The album really pulls on a lot of funk, drum and bass, and R&B, what draws you to this genre?
I really appreciate you recognizing the different sounds and genre blends on this album. I think it’s the soul of this sound of these styles of music that draws me in.
When I think back to funk, in my mind I see Earth wind & fire and their ability to make it unique and their own. When I think of Drum and Bass I think back to Frankie Knuckles in Chicago bringing a new sound to music which would be the start of what would turn into these many factions of house and drum & bass music. Aretha Franklin being a defining moment in R&B and what creativity in soulful adlibbing would move on to sound like. There are so many other mentionable artists going further back and forward. So when I think about it, it’s really this undeniable soulfulness and creativity I’m attracted to within these genres.
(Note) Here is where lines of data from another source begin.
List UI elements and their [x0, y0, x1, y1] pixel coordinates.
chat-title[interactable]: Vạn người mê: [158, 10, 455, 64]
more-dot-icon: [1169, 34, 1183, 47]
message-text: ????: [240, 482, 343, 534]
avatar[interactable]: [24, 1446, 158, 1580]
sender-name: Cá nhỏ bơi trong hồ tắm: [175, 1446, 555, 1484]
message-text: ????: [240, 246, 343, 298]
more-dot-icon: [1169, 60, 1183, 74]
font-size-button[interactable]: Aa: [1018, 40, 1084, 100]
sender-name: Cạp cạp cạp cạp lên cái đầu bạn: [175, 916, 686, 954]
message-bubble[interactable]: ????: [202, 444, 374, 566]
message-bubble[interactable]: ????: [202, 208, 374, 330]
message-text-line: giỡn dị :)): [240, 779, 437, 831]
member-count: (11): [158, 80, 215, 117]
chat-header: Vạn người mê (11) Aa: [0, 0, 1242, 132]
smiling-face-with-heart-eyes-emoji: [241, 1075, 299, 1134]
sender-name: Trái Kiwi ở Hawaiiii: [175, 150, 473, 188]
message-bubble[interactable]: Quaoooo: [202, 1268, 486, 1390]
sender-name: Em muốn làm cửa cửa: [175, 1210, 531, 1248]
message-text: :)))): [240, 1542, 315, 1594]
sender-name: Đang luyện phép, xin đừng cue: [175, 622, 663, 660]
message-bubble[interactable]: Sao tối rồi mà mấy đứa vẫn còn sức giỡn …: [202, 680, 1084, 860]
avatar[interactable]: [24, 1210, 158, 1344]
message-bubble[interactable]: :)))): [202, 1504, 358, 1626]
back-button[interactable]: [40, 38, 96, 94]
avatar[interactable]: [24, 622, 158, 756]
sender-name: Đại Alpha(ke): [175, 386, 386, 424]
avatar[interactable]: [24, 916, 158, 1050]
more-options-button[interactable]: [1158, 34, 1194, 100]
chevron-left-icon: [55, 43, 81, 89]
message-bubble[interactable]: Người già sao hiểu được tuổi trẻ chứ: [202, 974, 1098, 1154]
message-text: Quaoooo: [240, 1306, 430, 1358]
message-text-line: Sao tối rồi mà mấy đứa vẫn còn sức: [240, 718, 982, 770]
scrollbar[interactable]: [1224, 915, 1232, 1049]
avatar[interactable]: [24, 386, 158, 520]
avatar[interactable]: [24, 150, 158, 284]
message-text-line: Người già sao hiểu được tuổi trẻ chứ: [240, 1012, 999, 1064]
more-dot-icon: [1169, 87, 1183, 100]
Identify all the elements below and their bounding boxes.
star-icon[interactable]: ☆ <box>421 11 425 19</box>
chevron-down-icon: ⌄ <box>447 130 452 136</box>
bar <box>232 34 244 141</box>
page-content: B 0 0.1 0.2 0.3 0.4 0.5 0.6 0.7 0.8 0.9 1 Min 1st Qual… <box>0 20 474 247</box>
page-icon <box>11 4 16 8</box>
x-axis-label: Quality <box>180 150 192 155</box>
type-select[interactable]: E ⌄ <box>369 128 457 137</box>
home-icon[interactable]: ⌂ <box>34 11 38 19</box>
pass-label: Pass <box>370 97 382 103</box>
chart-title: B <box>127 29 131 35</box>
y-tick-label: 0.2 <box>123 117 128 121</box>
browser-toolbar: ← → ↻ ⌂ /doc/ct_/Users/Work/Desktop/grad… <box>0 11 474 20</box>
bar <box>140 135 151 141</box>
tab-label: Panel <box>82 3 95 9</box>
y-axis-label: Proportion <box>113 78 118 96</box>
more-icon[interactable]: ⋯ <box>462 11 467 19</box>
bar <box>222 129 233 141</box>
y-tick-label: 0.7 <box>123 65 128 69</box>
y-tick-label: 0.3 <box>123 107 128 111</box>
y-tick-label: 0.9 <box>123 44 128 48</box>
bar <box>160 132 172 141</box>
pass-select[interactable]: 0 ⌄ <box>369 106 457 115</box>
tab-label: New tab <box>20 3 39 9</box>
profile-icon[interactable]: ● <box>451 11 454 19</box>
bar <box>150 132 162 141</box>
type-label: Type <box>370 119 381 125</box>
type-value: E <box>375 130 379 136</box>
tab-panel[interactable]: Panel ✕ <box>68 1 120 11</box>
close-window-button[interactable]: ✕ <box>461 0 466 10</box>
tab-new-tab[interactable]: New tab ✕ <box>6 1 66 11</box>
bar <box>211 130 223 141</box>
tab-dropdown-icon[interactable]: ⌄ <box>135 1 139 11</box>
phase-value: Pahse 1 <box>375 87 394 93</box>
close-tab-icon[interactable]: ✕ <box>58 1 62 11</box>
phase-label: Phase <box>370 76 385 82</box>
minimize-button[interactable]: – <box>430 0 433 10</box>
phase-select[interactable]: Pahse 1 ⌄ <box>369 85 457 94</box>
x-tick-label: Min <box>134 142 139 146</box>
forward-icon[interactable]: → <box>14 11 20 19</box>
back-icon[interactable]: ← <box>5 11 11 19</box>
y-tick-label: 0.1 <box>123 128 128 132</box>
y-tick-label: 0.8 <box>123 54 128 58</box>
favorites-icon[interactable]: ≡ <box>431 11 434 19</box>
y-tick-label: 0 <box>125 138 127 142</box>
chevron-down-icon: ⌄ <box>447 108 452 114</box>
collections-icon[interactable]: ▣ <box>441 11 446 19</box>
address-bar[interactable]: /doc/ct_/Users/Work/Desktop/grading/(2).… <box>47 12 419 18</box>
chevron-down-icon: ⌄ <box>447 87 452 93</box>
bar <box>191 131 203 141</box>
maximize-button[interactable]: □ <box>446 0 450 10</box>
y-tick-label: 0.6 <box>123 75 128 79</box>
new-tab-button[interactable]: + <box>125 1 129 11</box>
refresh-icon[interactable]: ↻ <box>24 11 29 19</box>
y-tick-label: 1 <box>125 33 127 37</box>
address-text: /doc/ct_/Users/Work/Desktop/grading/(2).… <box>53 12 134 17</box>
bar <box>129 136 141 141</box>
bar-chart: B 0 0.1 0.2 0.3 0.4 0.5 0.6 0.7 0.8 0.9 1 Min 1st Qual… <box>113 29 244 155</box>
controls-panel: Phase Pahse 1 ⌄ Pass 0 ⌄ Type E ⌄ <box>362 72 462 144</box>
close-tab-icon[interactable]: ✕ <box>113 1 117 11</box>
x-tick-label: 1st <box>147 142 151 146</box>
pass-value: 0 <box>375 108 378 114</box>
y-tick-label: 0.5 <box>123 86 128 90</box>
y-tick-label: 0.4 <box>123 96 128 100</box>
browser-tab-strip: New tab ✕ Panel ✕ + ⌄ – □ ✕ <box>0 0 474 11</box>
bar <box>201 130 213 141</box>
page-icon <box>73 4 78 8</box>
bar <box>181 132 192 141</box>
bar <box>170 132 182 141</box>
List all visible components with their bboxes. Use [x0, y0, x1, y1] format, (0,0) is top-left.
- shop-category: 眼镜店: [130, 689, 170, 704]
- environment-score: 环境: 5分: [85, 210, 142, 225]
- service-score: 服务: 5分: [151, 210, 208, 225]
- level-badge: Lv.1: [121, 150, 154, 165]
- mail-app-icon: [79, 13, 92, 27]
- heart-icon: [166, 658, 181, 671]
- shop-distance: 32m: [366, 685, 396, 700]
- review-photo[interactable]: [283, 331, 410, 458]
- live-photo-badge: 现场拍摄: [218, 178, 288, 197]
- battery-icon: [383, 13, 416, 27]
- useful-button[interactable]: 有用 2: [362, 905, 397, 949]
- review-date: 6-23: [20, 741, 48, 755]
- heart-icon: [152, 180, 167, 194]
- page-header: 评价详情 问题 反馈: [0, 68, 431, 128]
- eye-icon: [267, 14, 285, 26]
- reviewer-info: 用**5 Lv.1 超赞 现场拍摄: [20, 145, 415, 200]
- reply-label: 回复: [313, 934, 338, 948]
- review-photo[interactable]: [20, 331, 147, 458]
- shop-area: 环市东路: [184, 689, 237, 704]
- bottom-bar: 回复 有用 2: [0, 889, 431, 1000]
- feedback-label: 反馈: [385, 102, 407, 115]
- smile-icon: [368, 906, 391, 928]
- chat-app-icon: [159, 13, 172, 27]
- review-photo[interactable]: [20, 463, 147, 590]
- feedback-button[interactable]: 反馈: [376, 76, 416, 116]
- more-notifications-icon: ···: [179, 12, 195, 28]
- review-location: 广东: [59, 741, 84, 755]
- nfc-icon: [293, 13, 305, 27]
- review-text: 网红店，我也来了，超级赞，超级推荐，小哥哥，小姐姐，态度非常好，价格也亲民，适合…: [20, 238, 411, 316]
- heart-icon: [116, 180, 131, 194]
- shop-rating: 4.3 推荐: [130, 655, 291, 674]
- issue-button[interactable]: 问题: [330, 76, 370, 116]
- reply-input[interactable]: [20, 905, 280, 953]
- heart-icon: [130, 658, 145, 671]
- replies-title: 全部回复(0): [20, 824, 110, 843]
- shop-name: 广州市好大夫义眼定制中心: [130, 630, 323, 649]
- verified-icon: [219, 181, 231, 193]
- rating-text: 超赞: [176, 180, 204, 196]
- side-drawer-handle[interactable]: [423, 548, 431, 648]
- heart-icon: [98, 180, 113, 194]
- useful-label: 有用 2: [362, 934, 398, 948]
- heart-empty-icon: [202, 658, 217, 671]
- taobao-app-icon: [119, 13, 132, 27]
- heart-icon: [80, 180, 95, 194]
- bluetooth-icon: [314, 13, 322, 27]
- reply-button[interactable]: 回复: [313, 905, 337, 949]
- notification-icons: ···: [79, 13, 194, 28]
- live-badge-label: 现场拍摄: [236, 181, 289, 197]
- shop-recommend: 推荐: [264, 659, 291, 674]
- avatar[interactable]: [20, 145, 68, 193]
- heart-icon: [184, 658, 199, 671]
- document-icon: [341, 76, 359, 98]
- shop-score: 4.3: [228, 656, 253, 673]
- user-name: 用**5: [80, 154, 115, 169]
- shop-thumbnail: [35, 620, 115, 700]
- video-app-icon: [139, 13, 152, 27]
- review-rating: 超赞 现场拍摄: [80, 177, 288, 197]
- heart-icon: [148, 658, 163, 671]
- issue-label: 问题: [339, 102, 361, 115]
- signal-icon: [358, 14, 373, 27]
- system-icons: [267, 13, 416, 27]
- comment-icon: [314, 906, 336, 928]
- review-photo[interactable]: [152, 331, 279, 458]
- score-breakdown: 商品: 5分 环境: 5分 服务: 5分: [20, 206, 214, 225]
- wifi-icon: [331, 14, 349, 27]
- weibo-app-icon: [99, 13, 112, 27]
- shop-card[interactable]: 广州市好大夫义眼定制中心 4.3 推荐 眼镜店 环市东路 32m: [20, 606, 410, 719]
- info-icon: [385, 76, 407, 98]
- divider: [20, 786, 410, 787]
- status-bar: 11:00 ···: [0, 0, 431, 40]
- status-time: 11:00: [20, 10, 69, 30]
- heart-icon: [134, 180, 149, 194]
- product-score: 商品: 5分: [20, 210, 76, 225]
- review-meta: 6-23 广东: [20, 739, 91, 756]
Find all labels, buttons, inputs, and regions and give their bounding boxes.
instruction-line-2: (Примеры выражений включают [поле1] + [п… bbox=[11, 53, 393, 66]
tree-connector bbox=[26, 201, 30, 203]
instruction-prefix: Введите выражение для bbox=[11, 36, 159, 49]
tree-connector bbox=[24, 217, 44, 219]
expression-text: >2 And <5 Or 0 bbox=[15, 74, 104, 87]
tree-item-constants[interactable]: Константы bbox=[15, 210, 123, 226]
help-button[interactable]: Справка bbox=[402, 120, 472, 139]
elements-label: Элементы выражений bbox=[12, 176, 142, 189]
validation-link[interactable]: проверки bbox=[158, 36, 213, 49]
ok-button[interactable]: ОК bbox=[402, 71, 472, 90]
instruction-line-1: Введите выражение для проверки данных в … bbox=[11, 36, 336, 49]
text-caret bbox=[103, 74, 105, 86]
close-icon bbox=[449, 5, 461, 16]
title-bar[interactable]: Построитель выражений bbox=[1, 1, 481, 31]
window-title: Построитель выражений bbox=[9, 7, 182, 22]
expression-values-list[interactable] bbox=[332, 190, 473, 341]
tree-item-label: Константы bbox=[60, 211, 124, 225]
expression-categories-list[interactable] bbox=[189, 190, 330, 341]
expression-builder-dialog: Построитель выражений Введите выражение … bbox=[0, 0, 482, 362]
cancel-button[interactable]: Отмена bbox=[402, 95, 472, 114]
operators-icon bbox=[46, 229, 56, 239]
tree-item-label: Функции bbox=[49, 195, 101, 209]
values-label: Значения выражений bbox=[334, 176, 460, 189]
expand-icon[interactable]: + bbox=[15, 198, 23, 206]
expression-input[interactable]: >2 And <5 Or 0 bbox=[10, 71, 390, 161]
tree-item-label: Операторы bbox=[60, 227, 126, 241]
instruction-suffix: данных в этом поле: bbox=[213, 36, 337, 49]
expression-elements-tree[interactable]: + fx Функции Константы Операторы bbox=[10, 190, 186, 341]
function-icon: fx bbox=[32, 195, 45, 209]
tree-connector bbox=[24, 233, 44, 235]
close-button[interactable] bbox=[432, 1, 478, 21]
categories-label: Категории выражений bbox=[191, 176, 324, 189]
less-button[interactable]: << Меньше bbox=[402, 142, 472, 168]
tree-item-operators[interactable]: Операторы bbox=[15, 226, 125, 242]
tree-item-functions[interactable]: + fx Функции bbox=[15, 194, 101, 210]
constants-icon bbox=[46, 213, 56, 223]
This is your second album, how would you describe your growth?
Each time I release a project, it’s a new intention but the mindset has always been the same. Appreciate what is behind me but have my eyes set on the future of music. Whether that’s what people hear when they listen to my music or not, that mindset has helped me grow and pushed me to never want to stay the same. I got to make sure that I’m ever-evolving and moving forward, you know.. even if that means letting go of things and those who can’t move forward with me.
What song means the most to you on the album and why?
I think ‘Lay’ means the most to me at this moment in time. I wrote that in 2019 not long after Nipsey Hustle passed away as I was reflecting on the pain that his family were and still are going through. But even prior to that unfortunate event, the constant police brutalities/murders that have been happening to black people consistently in America have been haunting me. The anxiety I feel sometimes when my significant other walk’s out the door is a very real sensation and I really wanted to reflect on that because I know so many of my people are feeling this right now too. And honestly, I hate to even reflect on it sometimes because I really don’t want to attract these things but it is real and I felt a responsibility to try to help paint what is a very big picture of the injustice black people are facing here in America.
How would you describe your sound?
I would describe it as electronic R&B.
Now your album is out what’s next for you/ what are you most excited for?
What’s next is simply seizing cool opportunities that are coming my way. I am excited about performing in front of people again in the flesh, that’s an irreplaceable sensation that is definitely missed. This music reaching new people is always exciting to me. But most of all, I’m excited and hopeful for some years of peace in our society, for real. I’m praying that we get back to some normalcy soon and for there to be some kind of evolved mindset as humans that will benefit how we navigate the world and issues moving forward because this is not the tea.